LUCE E GAS
27 marzo 2020

 

In questi giorni è difficile pensare a qualcosa che non sia il COVID-19. Attività che fino a due mesi fa costituivano la normalità di molti di noi – fare la spesa, mangiare fuori, andare a correre… l’elenco completo richiederebbe un blog a parte – sono diventate inaccessibili, o si sono completamente trasformate. La testa tende a rimanere sintonizzata sul virus, ed è abbastanza umano rimandare ogni decisione non fondamentale a quando l’emergenza sarà finalmente superata.

Tra queste decisioni non fondamentali rientra, senz’altro, anche l’opportunità di passare a un altro fornitore. In un periodo in cui si è costretti a rimanere a casa, l’ultima cosa che vorremmo è rischiare di rimanere senza luce e gas. Ma la verità è che non c’è mai stato momento migliore per cercare una nuova offerta: la quarantena ci sta facendo consumare molta più energia del solito, cosa che si riflette (e si rifletterà) in un aumento delle bollette. Sottoscrivendo un’offerta più conveniente, a fine anno potresti risparmiare parecchi soldi, e questo non ti farà rimanere senza luce o gas neppure per un secondo: è semplicemente una cosa che non può succedere. Vediamo perché.

 


Cosa succede quando passi a un altro fornitore?

Succede che cambia il soggetto che ti vende l’energia. Questo non ha il minimo impatto sulla tua fornitura: il contatore rimane lo stesso, i cavi rimangono quelli, i tubi anche, i tralicci pure, e sugli impianti non vengono fatti lavori di alcun genere. Non è un discorso che riguarda soltanto noi, ma anche i nostri concorrenti. Nel mondo energy, infatti, il cambio di fornitura è per legge:

- gratuito;
- senza impegno; 
- senza interruzione del servizio;
- senza penali di abbandono (a differenza di quanto accade per internet);
- senza vincoli contrattuali.

Per essere ancora più schematici, ecco una tabella che illustra cosa cambia e cosa non cambia quando passi a un altro fornitore:

Una tabella che illustra cosa cambia e cosa no quando passi a un altro fornitore

Quindi, a patto di scegliere con attenzione, il passaggio può portare soprattutto cambiamenti positivi: se ad esempio avevi sottoscritto un’offerta con un prezzo bloccato solo per 12 o 24 mesi, cambiando potresti ottenere una tariffa più vantaggiosa. Se sei sensibile alle tematiche ambientali e il tuo fornitore acquista energia prodotta con combustibili fossili, puoi scegliere un’offerta green e ridurre la tua impronta ecologica. Se ne hai abbastanza delle bollette che sembrano scritte come i decreti-legge di questi giorni, puoi scegliere di dare i tuoi soldi a qualcuno che parla la tua stessa lingua.
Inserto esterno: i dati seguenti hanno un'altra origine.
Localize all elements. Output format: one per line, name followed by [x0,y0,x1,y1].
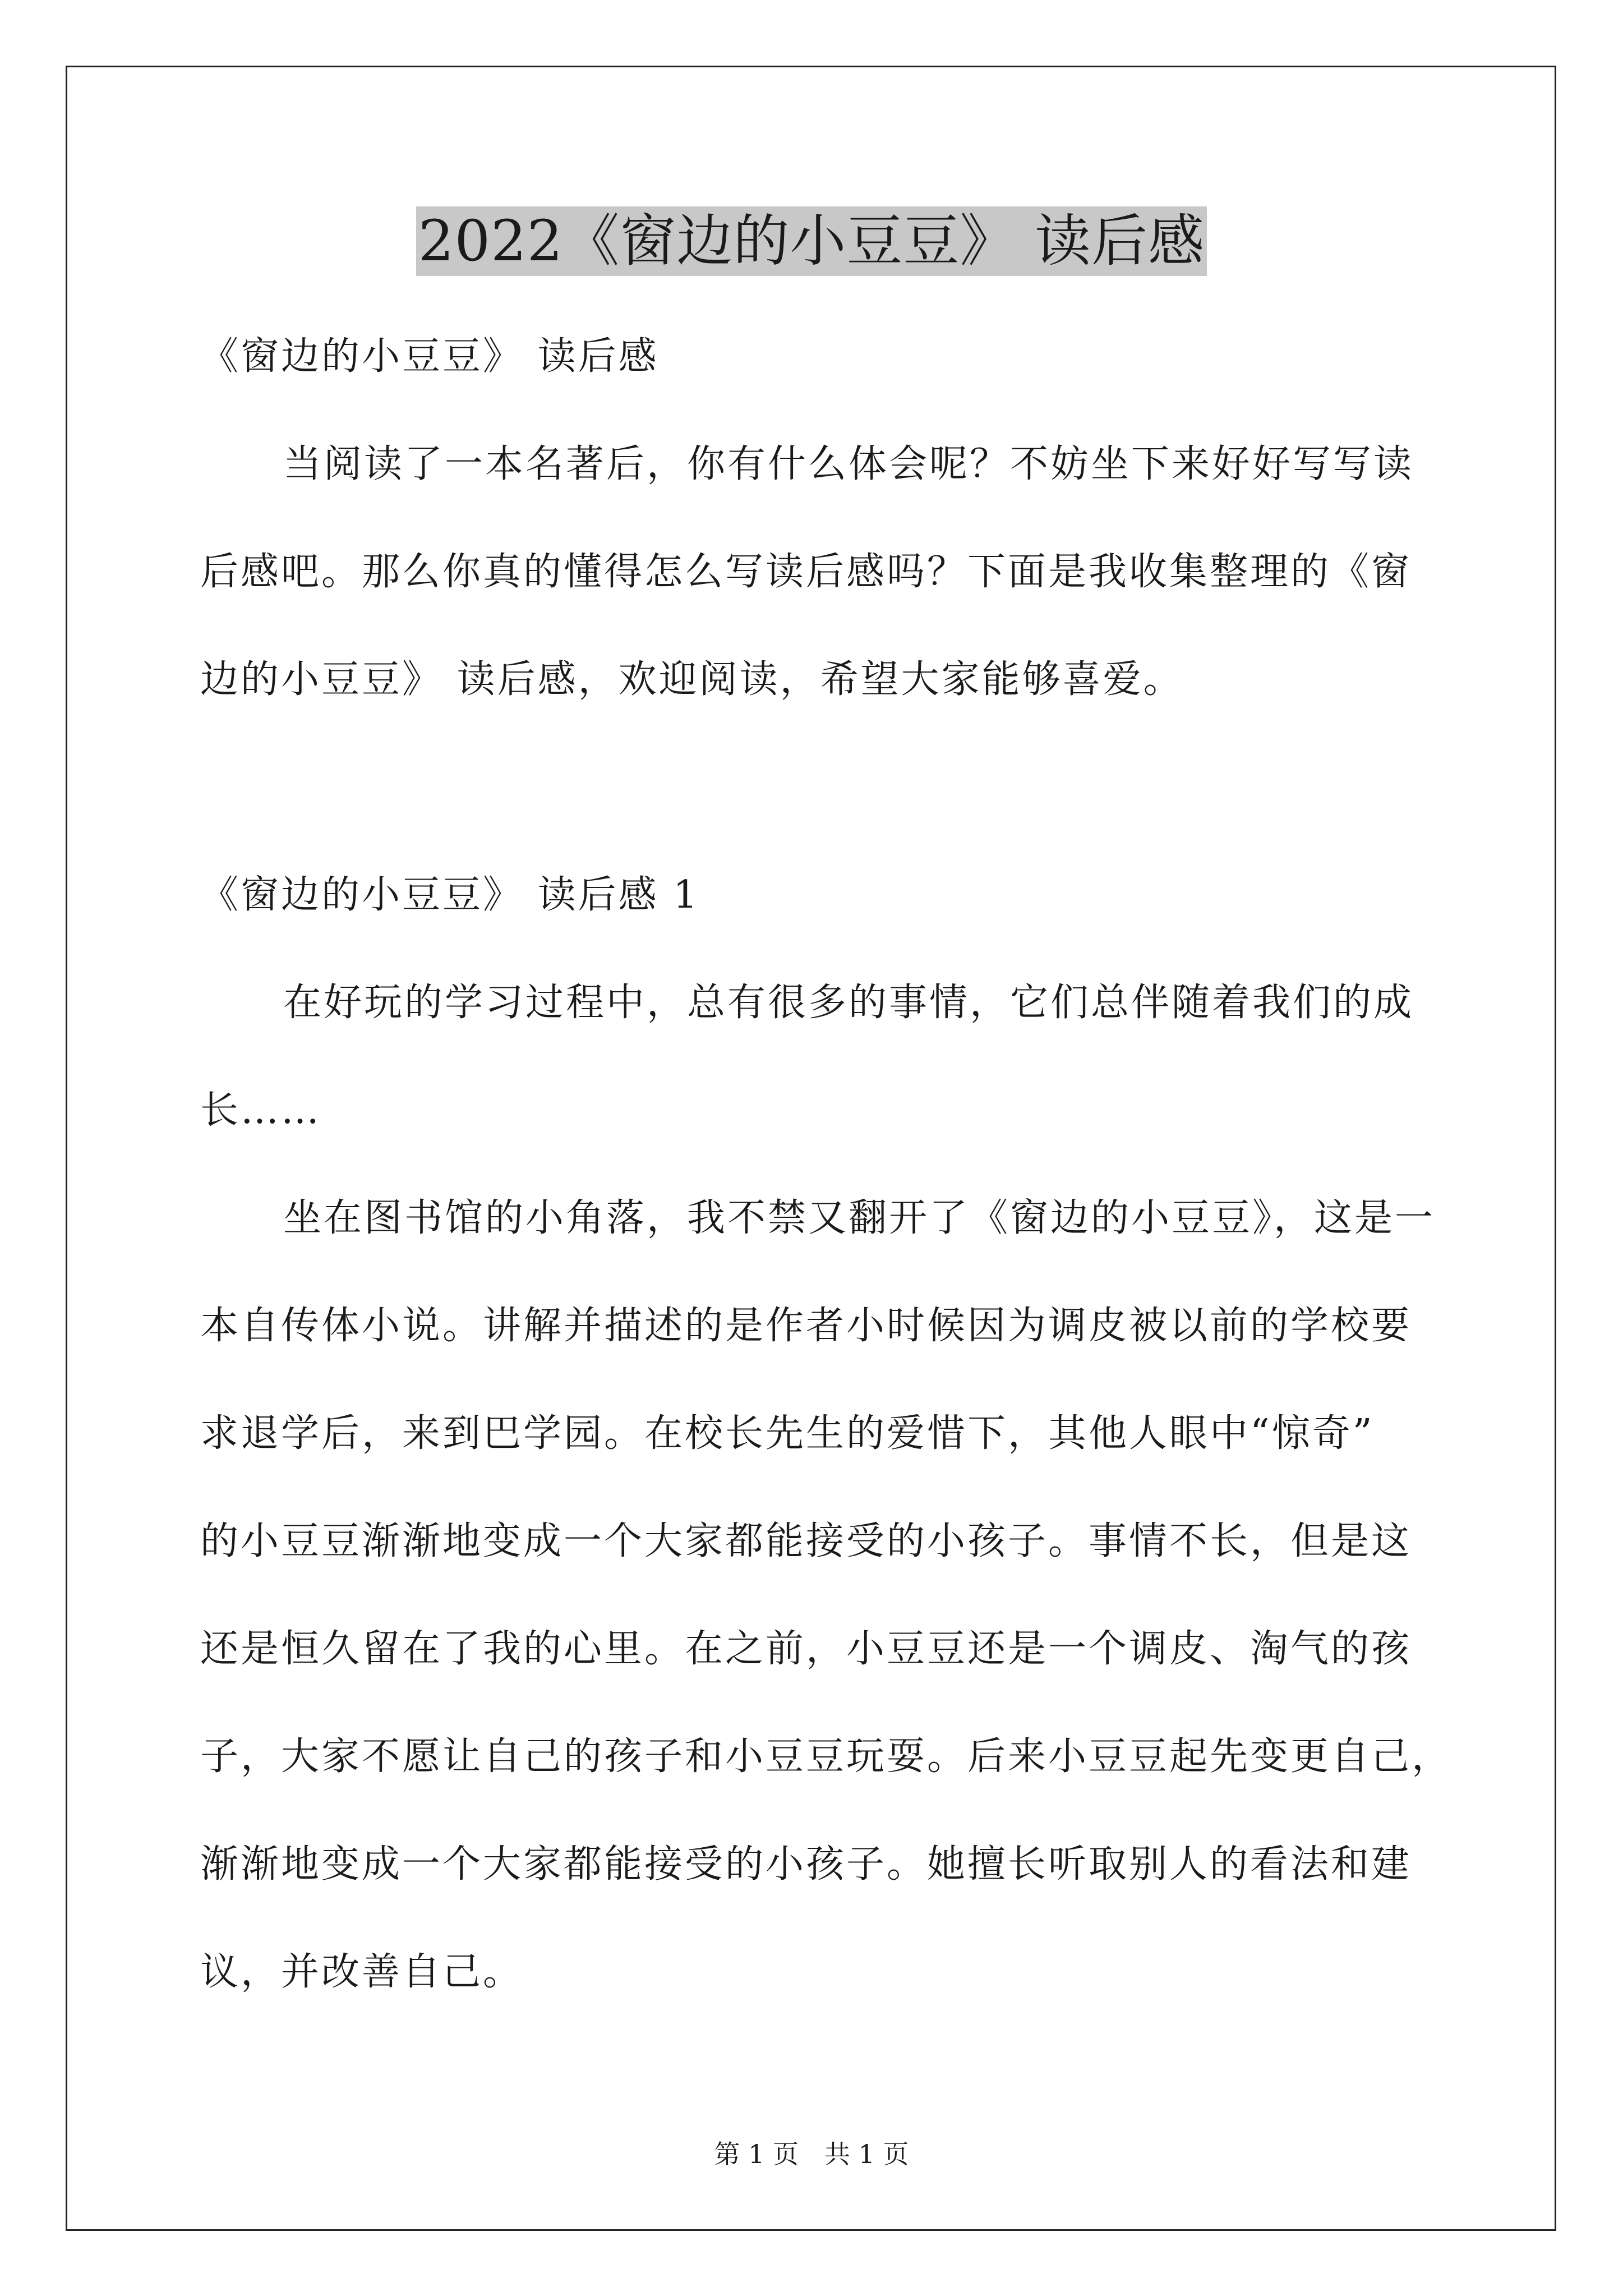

Okay, questi vantaggi non li abbiamo scelti a caso – sono alcuni dei punti chiave della nostra offerta – ma il mercato dell’energia è grande, e ti consigliamo di esplorarlo in lungo e in largo fino a trovare il fornitore più giusto per te. A prescindere dalla tua scelta, le lampadine e i termosifoni continueranno a funzionare, perché cambiare fornitore di luce e gas non causa mai blackout o interruzioni della fornitura, né in condizioni normali né in questi momenti di quarantena.